EYLÜL’DE YÜZ YÜZE EĞİTİME BAŞLAMAYI PLANLIYORUZ
Geçtiğimiz yıl bu aylarda aldığımız bir Google fonu ve beraberinde gelen hızlandırıcı bir eğitim programı ile o güne kadar olan yüz yüze eğitim içeriklerini dijital platforma taşıdık. O günden bu yana da Türkiye’nin dört köşesinde salgın nedeniyle örgün eğitimleri kesintiye uğrayan on bine yakın çocuğumuzla dijital ortamda buluşmaya devam ediyoruz. Bundan sonraki döemde de aşılanma sürecinin hızlanması ve pandeminin denetim altına alınacağı ümidiyle eylül ayından itibaren aktiflik noktalarımızı açarak ana önceliğimiz olan yüz yüze eğitime başlamayı planlıyoruz. Aktiflik noktalarımızdaki yüz yüze faaliyetlerimiz dijital ortamla birlikte karma biçimde sürecek. Yerleşik olarak bulunamadığımız bölgelerdeki çocuklarımız etkinliklerimize uzaktan erişebilecekler.

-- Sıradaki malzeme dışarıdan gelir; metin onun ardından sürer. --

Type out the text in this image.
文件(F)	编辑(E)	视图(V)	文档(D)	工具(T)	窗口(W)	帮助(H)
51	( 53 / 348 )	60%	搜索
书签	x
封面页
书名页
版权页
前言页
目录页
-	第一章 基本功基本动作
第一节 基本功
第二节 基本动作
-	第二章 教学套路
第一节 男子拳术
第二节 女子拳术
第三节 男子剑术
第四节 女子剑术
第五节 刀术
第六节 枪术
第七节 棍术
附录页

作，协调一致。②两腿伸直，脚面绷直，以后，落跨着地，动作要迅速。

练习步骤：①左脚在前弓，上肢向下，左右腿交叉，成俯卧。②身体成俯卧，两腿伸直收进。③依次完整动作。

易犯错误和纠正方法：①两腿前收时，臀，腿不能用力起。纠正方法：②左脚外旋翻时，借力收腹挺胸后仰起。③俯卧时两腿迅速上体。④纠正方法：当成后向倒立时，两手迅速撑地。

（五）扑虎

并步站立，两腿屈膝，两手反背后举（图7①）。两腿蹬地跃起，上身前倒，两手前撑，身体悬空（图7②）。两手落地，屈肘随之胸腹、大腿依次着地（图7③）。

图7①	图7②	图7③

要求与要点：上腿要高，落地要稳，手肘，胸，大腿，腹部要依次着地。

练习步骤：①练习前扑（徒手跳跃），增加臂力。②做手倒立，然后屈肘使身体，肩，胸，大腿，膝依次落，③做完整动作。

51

4 BİNDEN FAZLA TABLET BAĞIŞI
Uzaktan eğitim başladığından bu yana çok kıymetli bir muhtaçlık daima gündemde oldu olmaya da devam ediyor. Geçen yıl TEGV velileri bünyesinde bir saha çalışması yaptık. O araştırmada da teyit edildiği üzere hanelerdeki bilgisayar ve tablet eksikliği ile internete erişim bilhassa Türkiye’nin dezavantajlı bölgelerinde ve gereksinim sahibi ailelerde uzaktan eğitimin önünde yaygın ve önemli bir mani olduğu bir defa daha kanıtlandı. Bir tablet bağış kampanyası başlattık. Çocuklarımızın dijital dünyanın eğitim imkanlarına erişecekleri ortamı temsilen de kampanyamıza yeni dünya ismini verdik. O günden bu yana çok sayıda ferdi ve kurumsal katkılar geldi. Eğitim dostlarımız desteklediler. Bugüne kadar gelen bağışlarla dört bin tableti aşan bağışa ulaştı kampanyamız. Zonguldak’tan Cizre’ye, İzmir’den Giresun’a, Ankara’dan Şanlıurfa’ya ulaşan bir yelpazede yarısı köy ilkokulu olmak üzere 80’den fazla ilkokulda iki binden fazla çocuğumuzu tabletlerle buluşturduk.
ÖĞRENCİLER KADAR ÖĞRETMENLERİN GELİŞİMİ DE KIYMETLİ
Bu süreçte biz çok değerli iki şeyi gördük. Bir tanesi dijital dünyadaki süratli değişimin eğitimin istikametini nasıl değiştirebileceğini çarpıcı bir halde anladık. Başkası de yeni hünerler ve öğrenme ve geliştirmenin değerini anladık. Tabi ki salgın sona erdiğinde kendini geliştirme hüneri gösterenlerin başkalarından önde olacaklarını söyleyebiliriz. Bu nedenler öğrenciler kadar öğretmenlerin de hem şahsî hem de mesleksel gelişimlerine yatırım yapmalarının hayati kıymet taşıdığına inanıyoruz.